This works well for searching the <p> text content of these files (as well as for viewing and printing them with custom CSS, as it happens) but I also need to search through these files for particular HTML user attributes and their values (essentially attributes with a data- prefix in their names).
Does that sound like something that DEVONthink is equipped to do ?
Thanks, and yes – css signalling of the presence of particular attributes is working well.
I suppose, on reflection, that the challenge of HTML user attributes in this context is that they are tied to particular HTML elements (particular outline rows, in this context),
whereas DEVONthink record indexing (if I have understood it correctly) provides pointers to whole documents, rather than to particular lines.
But I’ll think about a script. This may really be a job for XML tooling and XPath expressions, etc.
As I said: DT indexes the text of the document, not the HTML elements nor their attributes. Those are just markup. Treating the values of the attributes as if they had any meaning is pointless, in my opinion. If you start with data- attributes, why stop there? Class names could have meaning, too. As might have colors, perhaps.
Which leads to the question of one should perhaps also index CSS files …
If someone wants to convey meaning in HTML, they have abundant possibilities. data attributes are not meant for that purpose (if alone because of accessibility issues). To quote the MDN text on data attributes:
Do not store content that should be visible and accessible in data attributes, because assistive technology may not access them. In addition, search crawlers may not index data attributes’ values.
Well, it does, in fact, index the href attributes.
It just a question of design – which attributes one chooses to index, and which to ignore.

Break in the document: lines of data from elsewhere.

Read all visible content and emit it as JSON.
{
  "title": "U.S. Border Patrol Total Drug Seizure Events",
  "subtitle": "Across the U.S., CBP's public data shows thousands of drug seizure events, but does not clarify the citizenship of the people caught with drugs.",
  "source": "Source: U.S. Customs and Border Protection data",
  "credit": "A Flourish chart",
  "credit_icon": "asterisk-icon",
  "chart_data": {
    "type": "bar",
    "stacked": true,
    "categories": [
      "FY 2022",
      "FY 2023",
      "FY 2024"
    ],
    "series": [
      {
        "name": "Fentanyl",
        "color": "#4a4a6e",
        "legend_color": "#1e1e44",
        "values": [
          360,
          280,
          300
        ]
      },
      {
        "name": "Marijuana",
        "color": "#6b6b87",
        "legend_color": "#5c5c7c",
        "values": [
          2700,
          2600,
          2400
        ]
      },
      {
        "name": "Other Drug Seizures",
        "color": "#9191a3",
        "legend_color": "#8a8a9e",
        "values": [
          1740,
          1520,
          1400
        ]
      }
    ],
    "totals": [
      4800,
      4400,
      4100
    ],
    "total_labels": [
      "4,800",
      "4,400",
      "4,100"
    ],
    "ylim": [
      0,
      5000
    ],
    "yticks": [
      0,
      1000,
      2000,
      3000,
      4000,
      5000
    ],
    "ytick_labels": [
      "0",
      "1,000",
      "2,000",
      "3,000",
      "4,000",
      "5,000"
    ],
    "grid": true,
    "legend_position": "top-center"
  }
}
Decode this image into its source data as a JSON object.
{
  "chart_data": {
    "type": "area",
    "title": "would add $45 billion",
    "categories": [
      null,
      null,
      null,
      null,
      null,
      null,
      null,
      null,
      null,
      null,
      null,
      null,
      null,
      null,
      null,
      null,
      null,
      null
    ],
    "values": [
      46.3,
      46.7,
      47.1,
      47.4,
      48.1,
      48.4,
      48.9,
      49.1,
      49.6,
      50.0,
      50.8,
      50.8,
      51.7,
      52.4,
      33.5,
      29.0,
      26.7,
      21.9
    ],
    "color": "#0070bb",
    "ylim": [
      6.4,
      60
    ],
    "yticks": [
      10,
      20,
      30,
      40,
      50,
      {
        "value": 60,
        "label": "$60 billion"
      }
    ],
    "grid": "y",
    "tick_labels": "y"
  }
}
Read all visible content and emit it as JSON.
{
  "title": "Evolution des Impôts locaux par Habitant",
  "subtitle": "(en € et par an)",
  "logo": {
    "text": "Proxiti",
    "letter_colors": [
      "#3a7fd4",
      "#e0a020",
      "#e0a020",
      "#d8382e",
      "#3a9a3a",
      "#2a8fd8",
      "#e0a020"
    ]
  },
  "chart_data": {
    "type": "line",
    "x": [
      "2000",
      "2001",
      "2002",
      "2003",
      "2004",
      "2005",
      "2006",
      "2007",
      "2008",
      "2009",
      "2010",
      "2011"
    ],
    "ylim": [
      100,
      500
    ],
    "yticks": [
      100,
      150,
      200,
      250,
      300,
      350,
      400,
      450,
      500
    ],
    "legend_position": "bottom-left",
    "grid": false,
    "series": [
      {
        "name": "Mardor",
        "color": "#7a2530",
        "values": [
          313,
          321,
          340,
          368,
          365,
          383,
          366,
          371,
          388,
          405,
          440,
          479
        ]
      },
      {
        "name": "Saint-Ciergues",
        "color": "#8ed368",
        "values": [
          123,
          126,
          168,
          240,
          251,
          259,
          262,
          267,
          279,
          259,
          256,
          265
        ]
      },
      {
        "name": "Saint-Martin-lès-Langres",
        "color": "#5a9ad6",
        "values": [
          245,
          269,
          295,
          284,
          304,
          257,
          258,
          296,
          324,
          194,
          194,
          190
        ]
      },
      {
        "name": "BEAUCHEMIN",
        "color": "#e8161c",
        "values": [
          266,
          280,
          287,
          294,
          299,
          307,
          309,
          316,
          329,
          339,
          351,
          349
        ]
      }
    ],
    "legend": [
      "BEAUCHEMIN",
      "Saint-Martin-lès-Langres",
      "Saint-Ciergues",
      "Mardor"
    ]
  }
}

But, for the moment, at least – the way forward is clearly to handle custom user data in Bike files by XPath and script.
If there were enough users indexing Bike files in DT, then, arguably, it might be become worth reviewing the indexing of data- attributes (in addition to the existing indexing of href attributes) by DEVONthink too.
Yes – early days, and Bike row attributes are, for the moment, only accessible through the Bike scripting interface.
My understanding is that that is likely to change in tandem with the planned introduction of stylesheets, which will make the attributes more directly visible – without add-on scripts – in the application itself.
Until then, just scouting around for a good app to use for indexing and searching them. DEVONthink seems a good fit for:
indexing of a cloud of outlines in a given folder, and
viewing and printing both <p> text and custom attributes with custom CSS.